Mastocytosis is a rare, heterogeneous myeloid neoplasm characterized by clonal proliferation and abnormal accumulation of mast cells. It is classified into cutaneous mastocytosis (CM), systemic mastocytosis (SM), mast cell sarcoma (MCS), and extracutaneous mastocytoma. SM comprises indolent and smouldering variants as well as advanced forms, including aggressive SM and mast cell leukemia.

Clinical manifestations range from asymptomatic disease to life-threatening presentations with cytopenia, malabsorption, hepatosplenomegaly, lymphadenopathy, ascites, or osteolytic bone lesions. Mediator-related symptoms such as flushing, diarrhea, and anaphylaxis are common. The KIT D816V gain-of-function mutation represents the central pathogenic driver, leading to ligand-independent KIT activation and uncontrolled mast cell proliferation.
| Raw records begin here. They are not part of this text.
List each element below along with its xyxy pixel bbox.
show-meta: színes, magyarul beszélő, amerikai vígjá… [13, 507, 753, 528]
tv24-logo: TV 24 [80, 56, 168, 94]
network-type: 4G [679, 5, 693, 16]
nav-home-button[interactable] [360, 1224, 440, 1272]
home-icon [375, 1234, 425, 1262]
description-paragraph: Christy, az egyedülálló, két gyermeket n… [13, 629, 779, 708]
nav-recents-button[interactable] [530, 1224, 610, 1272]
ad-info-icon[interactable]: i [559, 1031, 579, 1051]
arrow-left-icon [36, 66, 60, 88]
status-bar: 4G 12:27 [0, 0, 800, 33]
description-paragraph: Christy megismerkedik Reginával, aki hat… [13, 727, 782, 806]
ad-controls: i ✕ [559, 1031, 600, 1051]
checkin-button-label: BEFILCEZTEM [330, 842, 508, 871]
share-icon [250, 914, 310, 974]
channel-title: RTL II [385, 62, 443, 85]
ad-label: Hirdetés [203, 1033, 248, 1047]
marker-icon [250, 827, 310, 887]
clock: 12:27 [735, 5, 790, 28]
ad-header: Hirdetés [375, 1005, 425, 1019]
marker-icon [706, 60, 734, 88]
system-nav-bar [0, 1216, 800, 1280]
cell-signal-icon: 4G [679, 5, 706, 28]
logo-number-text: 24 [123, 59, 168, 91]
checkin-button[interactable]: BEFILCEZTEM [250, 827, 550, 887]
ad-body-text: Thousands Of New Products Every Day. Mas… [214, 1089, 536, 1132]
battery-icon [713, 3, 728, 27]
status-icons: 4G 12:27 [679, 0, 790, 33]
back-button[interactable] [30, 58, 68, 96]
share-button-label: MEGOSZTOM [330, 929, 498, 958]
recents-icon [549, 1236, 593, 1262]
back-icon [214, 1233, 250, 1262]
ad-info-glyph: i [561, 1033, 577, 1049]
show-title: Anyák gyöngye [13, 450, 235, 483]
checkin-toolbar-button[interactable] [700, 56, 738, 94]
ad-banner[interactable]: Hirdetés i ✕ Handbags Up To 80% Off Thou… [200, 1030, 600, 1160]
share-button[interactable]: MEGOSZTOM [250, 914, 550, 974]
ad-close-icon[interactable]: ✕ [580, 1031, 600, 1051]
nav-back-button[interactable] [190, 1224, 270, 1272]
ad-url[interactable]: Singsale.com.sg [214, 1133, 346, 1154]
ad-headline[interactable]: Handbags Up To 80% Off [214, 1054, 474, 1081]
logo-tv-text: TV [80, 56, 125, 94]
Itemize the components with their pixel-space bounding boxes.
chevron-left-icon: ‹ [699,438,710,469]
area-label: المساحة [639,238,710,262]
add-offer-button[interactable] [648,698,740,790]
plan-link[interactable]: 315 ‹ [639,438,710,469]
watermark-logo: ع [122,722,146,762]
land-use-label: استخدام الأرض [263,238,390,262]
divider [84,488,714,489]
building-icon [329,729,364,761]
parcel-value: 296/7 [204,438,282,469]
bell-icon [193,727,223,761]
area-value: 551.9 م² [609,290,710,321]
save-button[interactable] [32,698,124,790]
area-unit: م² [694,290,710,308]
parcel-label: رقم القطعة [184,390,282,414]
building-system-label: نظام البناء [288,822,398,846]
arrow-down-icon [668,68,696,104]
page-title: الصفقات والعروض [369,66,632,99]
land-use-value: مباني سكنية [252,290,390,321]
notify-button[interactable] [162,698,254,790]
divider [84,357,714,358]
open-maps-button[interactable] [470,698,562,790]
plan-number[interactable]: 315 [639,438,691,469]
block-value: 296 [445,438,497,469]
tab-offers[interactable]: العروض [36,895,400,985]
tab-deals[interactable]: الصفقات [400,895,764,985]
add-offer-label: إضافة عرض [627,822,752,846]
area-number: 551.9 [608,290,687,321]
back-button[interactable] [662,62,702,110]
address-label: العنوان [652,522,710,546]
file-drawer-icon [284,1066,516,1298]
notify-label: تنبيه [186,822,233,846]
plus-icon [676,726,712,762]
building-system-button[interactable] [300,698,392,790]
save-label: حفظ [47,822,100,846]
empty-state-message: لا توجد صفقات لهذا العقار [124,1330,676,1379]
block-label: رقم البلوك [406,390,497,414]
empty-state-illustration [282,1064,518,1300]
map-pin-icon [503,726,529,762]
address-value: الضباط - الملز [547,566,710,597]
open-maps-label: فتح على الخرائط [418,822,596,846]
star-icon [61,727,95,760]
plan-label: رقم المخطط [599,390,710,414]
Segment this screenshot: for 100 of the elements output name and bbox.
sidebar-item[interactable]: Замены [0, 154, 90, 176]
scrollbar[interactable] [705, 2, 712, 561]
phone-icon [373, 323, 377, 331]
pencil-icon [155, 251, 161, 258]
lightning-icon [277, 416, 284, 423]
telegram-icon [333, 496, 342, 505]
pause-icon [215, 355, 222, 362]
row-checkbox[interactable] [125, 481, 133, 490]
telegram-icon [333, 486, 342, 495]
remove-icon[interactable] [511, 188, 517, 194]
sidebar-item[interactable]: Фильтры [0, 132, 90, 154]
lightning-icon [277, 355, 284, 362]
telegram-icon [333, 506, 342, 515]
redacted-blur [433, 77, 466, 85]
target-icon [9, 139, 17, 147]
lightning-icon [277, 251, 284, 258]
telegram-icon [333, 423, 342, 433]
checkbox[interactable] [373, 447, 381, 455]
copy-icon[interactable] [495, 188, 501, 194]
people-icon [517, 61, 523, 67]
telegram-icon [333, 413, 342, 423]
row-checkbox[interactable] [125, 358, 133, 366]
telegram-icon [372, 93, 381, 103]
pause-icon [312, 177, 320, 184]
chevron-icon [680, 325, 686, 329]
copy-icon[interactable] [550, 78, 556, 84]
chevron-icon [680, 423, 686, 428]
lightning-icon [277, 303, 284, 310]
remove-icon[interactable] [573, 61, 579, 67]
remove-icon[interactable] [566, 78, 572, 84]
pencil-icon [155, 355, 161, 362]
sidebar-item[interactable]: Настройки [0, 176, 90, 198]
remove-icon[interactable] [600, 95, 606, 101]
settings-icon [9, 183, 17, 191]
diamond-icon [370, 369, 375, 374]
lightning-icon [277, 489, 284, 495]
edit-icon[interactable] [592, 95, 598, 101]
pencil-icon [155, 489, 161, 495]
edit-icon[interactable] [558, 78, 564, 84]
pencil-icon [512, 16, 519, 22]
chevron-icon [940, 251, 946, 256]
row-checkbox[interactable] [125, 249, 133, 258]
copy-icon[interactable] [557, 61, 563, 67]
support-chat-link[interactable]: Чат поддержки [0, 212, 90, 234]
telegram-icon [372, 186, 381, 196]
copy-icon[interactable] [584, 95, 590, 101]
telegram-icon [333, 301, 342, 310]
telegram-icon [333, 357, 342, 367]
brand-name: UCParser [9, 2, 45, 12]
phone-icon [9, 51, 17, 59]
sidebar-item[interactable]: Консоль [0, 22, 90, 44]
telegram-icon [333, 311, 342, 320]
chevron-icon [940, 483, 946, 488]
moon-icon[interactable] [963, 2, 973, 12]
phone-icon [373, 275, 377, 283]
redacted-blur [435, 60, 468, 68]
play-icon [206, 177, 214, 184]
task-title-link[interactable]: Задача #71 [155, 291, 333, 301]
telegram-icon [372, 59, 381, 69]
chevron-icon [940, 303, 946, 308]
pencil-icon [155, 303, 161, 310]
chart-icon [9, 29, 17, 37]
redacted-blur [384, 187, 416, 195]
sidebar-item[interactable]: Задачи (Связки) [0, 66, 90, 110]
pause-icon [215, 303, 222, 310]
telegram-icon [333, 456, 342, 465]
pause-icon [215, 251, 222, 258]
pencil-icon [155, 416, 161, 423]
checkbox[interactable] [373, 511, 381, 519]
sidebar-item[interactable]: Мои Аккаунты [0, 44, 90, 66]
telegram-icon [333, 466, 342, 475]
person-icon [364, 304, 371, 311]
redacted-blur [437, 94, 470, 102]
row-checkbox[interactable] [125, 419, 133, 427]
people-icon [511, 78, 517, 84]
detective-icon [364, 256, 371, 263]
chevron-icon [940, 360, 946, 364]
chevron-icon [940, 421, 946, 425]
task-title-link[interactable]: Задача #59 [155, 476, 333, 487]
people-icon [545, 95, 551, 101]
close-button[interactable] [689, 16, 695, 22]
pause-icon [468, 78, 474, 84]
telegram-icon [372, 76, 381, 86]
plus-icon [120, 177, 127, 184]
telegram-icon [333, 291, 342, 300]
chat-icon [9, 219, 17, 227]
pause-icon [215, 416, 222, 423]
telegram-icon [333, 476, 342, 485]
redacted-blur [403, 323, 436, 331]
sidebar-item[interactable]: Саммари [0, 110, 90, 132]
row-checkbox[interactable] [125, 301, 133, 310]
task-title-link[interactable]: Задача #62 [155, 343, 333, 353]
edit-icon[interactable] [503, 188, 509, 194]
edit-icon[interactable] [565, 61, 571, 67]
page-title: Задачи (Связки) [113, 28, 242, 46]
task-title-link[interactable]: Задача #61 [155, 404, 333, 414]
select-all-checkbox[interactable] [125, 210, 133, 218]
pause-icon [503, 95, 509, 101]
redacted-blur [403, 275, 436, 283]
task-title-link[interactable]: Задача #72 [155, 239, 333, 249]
Diagnosis relies on WHO and ICC criteria, integrating histopathology, immunophenotyping, and KIT mutation analysis. Management depends on disease subtype: non-advanced forms are treated symptomatically with antihistamines, mast cell stabilizers, and trigger avoidance, while advanced SM requires cytoreductive agents and KIT inhibitors. Midostaurin and avapritinib, potent inhibitors of KIT D816V, have demonstrated significant improvements in mediator-related symptoms, overall survival, and quality of life, whereas imatinib is ineffective in D816V-positive patients but may benefit other KIT genotypes (e.g., K509I, V560G, F522C). Emerging inhibitors such as bezuclastinib and elenestinib show promising efficacy. Allogeneic hematopoietic stem cell transplantation remains the only curative option for aggressive SM.

In summary, mastocytosis is a clinically heterogeneous disease in which early-stage treatment focuses on symptom control and anaphylaxis prevention, whereas advanced disease benefits from targeted therapy that has markedly improved prognosis.